The incidence of anaphylaxis to rocuronium closely follows the increase in usage of this NMBD (Fig. 1); the overall number of reactions and the number of reactions to other relaxants appears to be falling. This is reflected in data on patients seen at the Anaesthetic Allergy clinic between January and June 2000, among whom there were eight reactions to rocuronium and only three to all other NMBDs.
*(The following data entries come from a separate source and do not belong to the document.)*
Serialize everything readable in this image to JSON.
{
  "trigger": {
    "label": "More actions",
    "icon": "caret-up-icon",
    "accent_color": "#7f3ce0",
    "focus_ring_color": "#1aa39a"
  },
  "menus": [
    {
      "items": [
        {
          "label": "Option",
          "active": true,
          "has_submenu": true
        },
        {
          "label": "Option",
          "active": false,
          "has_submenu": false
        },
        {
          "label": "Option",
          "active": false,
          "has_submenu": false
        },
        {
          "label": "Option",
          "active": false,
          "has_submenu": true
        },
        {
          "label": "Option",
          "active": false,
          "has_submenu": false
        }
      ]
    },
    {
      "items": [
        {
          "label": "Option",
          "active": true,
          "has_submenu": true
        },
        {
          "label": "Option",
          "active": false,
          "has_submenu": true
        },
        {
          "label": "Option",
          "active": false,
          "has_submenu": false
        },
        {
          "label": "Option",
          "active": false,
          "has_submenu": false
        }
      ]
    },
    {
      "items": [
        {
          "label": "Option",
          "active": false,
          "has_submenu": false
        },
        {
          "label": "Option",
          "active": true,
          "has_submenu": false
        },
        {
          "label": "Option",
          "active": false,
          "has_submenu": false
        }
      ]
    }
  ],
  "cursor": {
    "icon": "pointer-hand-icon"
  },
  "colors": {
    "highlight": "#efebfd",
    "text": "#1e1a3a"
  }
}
The reduction in reactions to other NMBDs is not a phenomenon reported or observed previously and is an important consideration in the relative safety of NMBDs. One would expect that if a drug of intermediate risk of producing anaphylaxis gained such a proportion of the market and displaced higher-risk drugs such as succinylcholine, the overall incidence of anaphylaxis should fall, and we suspect this is occurring with the increasing use of rocuronium in Australia.
There were 20 females and four males in our study, a female preponderance similar to that in patients allergic to other NMBDs in our database. This marked preponderance of females, usually of the order of 4:1, has been noted in other studies of anaphylaxis to NMBDs.2 5 14 15
RIA testing for morphine antibodies has now simplified RIA testing for NMBD allergy, as the single substituted ammonium group is common to the structures of both morphine and NMBDs. As a result, it is much more efficient to use the morphine RIA to test for IgE antibodies to NMBDs as a group than to use specific NMBD RIAs.8
A previous study2 examined individual cutaneous relaxant sensitivity in a population of patients who reacted to NMBDs, and the results suggested that in Australia succinylcholine and alcuronium were high-risk drugs (over 40% of the NMBD-allergic population were sensitive) and vecuronium and pancuronium were low-risk drugs (fewer than 10% of NMBD-allergic patients were sensitive). These data appeared to reflect the described incidences of severe clinical reactions in the two large published series in Australia and France.2 3
Data from our analysis (Fig. 2) confirm these general trends. We have divided the NMBDs into high-, intermediate- and low-risk drugs in the population of relaxant-sensitive patients. These divisions, of course, are arbitrary and exact percentages of reaction depend very much on the sample size (number tested) for each drug. With the possible exception of decamethonium (only 10 tested, four positive) the numbers tested give a good indication of the relative risk of each agent. NMBDs with a high risk (>40%) of causing anaphylaxis in the relaxant-sensitive population were alcuronium, succinylcholine, d-tubocurarine and decamethonium. Intermediate-risk (2040%) agents were atracurium/cisatracurium, rocuronium, mivacurium and gallamine. As expected, the two low-risk agents were vecuronium and pancuronium.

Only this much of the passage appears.